There is an alternate view, however, one that raises questions about how we allocate research funding. It is seen as a common theme running through these funding calls, one that says research needs to be tied to innovation, to gaining a return from research investment, and funding has to be in restricted to areas most likely to deliver these returns.

Blogger and academic Brian Lucey has raised this issue many times, describing it as a process that will convert our universities into “innoversities”. (See his blog at http://iti.ms/1rKHZmG)

Research in the pursuit of new knowledge is being supplanted by research that is hemmed in with a requirement that it make money and create companies and jobs.

The €100 million available from the commission under the “Fast Track to Innovation” is designed specifically for this purpose. To be fair, however, this “small” slice of the overall €80 billion Horizon 2020 budget is designed to encourage researchers and companies to join together to “get great ideas to market”, the EU says. This fund is not designed to back frontiers research. It does, however, have the familiar characteristic of demanding private enterprise – this programme specifically wants “small consortia” of three to five organisations “with strong business participation”.

And the five innovation prizes are restrictive about the kind of research that will be supported. Thematic areas include health (eg reduction in the use of antibiotics), the environment (eg air pollution control) and information and communications technology (eg optical transmission of data).

This emphasis on the practical runs through the Horizon 2020 programme, perhaps because the framing of the budget occurred during harder times when every budget line could represent a battle.

This theme is also obvious in Ireland’s research funding programmes, with the foundation the most obvious proponent if only because it is frequently out making announcements.

The “targeted professorship” programme is so named because any incoming professor deciding to relocate here has to be working in one of 12 defined thematic research areas. There is a wide mix, bio-manufacturing to smart cities and connected health to climate change, but the fences are there. These are considered of importance and value so don’t come to us with a Nobel-worthy discovery in particle physics or astrophysics.

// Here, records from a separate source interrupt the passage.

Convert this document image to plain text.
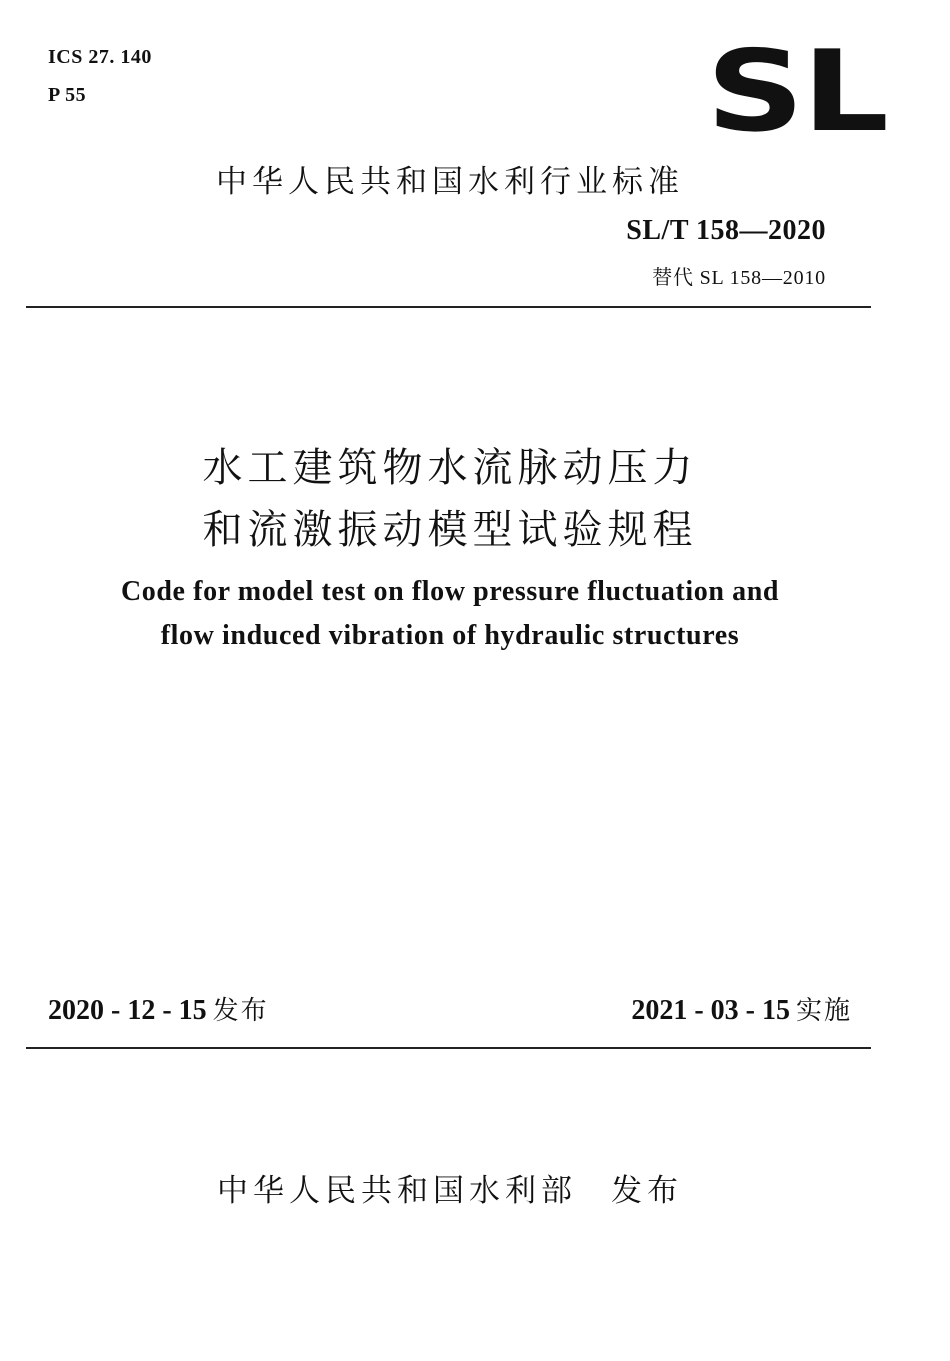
ICS 27. 140
P 55	SL
中华人民共和国水利行业标准
SL/T 158—2020
替代 SL 158—2010
水工建筑物水流脉动压力
和流激振动模型试验规程
Code for model test on flow pressure fluctuation and
flow induced vibration of hydraulic structures
2020 - 12 - 15 发布	2021 - 03 - 15 实施
中华人民共和国水利部 发布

The business of only choosing the “right” kinds of scientist falls to the universities who are being asked to target key people in these areas and then to encourage them to transfer to Ireland. The universities know there will be no chance for a coveted researcher unless they fit into these research themes. The point was driven home in a comment at the launch of the programme by the foundation’s director general prof Mark Ferguson.

The incoming research leaders would strengthen our research capabilities “in selected areas of strategic national importance to Ireland’s long-term competitiveness and development”.

Research is research, some might say, so stop complaining. But corralling researchers in a pen called “commercial return” will not be helpful in making the kinds of discoveries that deliver a Nobel prize.

There is nothing like a Nobel winner to boost a country’s research reputation.